In vitro and in vivo pharmacological characterization of the novel neuropeptide S receptor ligands QA1 and PI1

•The in vitro and in vivo pharmacological profile of novel NPSR ligands was assessed.•In vitro QA1 and PI1 behaved as pure and potent NPSR antagonists.•In vitro QA1 was more potent than PI1.•In vivo in mice QA1 and PI1 were only poorly active.

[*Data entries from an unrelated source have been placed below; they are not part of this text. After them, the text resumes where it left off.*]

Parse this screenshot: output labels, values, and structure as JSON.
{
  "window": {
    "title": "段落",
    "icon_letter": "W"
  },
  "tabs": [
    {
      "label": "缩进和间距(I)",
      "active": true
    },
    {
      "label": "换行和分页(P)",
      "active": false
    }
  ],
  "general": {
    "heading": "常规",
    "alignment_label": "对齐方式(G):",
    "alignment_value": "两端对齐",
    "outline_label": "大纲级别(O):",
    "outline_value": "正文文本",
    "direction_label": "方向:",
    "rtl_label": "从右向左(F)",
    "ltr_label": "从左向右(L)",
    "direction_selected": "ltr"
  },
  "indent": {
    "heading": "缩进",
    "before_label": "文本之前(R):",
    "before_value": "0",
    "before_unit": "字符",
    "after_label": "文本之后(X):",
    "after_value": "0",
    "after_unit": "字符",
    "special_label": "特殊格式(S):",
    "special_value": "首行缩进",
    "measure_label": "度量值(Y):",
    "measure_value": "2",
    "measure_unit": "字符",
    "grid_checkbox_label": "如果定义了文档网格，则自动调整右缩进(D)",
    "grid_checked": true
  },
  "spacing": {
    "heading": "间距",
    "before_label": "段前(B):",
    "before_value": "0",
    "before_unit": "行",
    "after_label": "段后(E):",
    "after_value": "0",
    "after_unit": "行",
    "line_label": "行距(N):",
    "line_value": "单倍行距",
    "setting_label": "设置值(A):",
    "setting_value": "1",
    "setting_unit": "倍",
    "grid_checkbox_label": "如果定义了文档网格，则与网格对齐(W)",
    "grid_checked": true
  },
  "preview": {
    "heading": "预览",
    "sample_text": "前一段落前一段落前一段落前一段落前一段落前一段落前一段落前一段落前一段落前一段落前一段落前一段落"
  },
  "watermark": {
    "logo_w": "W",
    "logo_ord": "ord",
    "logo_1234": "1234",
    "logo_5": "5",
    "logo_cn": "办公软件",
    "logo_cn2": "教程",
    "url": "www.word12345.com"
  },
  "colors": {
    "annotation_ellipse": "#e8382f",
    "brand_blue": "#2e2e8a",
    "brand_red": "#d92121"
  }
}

The pharmacological activity of the novel neuropeptide S (NPS) receptor (NPSR) ligands QA1 and PI1 was investigated. In vitro QA1 and PI1 were tested in calcium mobilization studies performed in HEK293 cells expressing the recombinant mouse (HEK293mNPSR) and human (HEK293hNPSRIle107 and HEK293hNPSRAsn107) NPSR receptors. In vivo the compounds were studied in mouse righting reflex (RR) and locomotor activity (LA) tests. NPS caused a concentration dependent mobilization of intracellular calcium in the three cell lines with high potency (pEC50 8.73–9.14). In inhibition response curve and Schild protocol experiments the effects of NPS were antagonized by QA1 and PI1. QA1 displayed high potency (pKB 9.60–9.82) behaving as a insurmountable antagonist. However in coinjection experiments QA1 produced a rightward swift of the concentration response curve to NPS without modifying its maximal effects; this suggests that QA1 is actually a slow dissociating competitive antagonist. PI1 displayed a competitive type of antagonism and lower values of potencies (pA2 7.74–8.45). In vivo in mice NPS (0.1 nmol, i.c.v.) elicited arousal promoting action in the RR assay and stimulant effects in the LA test. QA1 (30 mg kg−1) was able to partially counteract the arousal promoting NPS effects, while PI1 was inactive in the RR test. In the LA test QA1 and PI1 only poorly blocked the NPS stimulant action. The present data demonstrated that QA1 and PI1 act as potent NPSR antagonists in vitro, however their usefulness for in vivo investigations in mice seems limited probably by pharmacokinetic reasons.